Just two weeks after Powell disappeared in December of 2009, Michael Powell drove from Utah back to Washington. His car broke down outside of Pendleton and he ended up selling his 1997 silver Ford Taurus to Lindell Salvage there for $100.
Police didn't find out about the sale until 2011. They found the vehicle and brought in a cadaver dog to go through it.

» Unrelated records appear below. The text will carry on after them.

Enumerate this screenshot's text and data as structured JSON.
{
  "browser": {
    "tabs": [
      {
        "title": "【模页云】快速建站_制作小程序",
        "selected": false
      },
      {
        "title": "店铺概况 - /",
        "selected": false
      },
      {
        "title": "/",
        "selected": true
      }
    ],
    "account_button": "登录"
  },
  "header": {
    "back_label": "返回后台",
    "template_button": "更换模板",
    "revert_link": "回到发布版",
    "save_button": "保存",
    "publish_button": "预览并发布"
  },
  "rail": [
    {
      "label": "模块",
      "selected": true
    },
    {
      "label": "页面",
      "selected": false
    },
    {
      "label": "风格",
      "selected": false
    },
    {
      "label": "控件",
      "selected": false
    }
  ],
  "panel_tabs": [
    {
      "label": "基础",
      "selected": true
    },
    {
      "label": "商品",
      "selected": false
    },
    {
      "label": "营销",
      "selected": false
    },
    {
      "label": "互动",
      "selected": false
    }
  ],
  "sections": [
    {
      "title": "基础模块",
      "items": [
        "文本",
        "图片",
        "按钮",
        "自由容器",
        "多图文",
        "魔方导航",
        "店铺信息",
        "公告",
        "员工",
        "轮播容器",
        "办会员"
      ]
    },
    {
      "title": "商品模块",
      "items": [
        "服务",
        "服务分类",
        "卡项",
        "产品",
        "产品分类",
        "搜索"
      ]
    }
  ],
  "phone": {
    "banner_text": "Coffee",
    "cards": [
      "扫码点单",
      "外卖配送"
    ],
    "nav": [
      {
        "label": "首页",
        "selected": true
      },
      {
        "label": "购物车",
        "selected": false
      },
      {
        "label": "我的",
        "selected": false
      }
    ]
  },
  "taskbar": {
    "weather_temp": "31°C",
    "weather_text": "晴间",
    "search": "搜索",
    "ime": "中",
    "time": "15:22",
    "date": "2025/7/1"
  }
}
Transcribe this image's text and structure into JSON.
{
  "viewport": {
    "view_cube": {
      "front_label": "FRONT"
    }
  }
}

The dog "hit" on the trunk of the vehicle and DNA evidence was collected, but it did not match Susan Powell's profile.
Michael Powell committed suicide in February, about a year after Josh Powell killed their two young sons and then killed himself.
Within days of Susan Powell's disappearance, Josh Powell rented a car from the airport and quickly put 800 miles on it, according to investigators. He also bought a new cellphone that was activated in Tremonton.
The distance between Pendleton and Tremonton is about 486 miles along I-84. Chuck Cox, Susan Powell's father, wants to encourage those who drive I-84 frequently to keep their eyes open.
"We're raising awareness of people along this stretch of I-84 all the way down from Pendleton, that this place could have been used to dispose of Susan," Cox said. "We have the flier we made up and are distributing out. We're also stopping and talking to sheriff departments, state police, local police and at public gas stations where we've been stopping and handing out fliers and making them aware."
The family has also hired two private investigators who are helping the Coxes investigate areas previously untouched by searchers, including stops along I-84.
Cox said he and his daughter Denise Cox Olsen have been talking to people at each stop — both officers and members of the general public — reminding them that Susan's body was never found.
"They say, 'Oh yeah, I heard about that,'" Cox said, adding that the goal is to raise awareness and make people aware that her body could be in those areas.
Olsen believes Michael Powell drove to Idaho to meet his brother and help dispose of her sister's body.
They slipped by not destroying the car, and it gives us more of an idea of where they might have taken her," she said. "We're really counting on the people who've been around and know the area and have been here for a while. They know the land, they know the people, they know what belongs and what doesn't."
Local law enforcement officers have also promised to "look into things," said Chuck Cox, who believes they are closer to finding his daughter.
The family's next action will depend on what tips are generated by the current campaign, he said.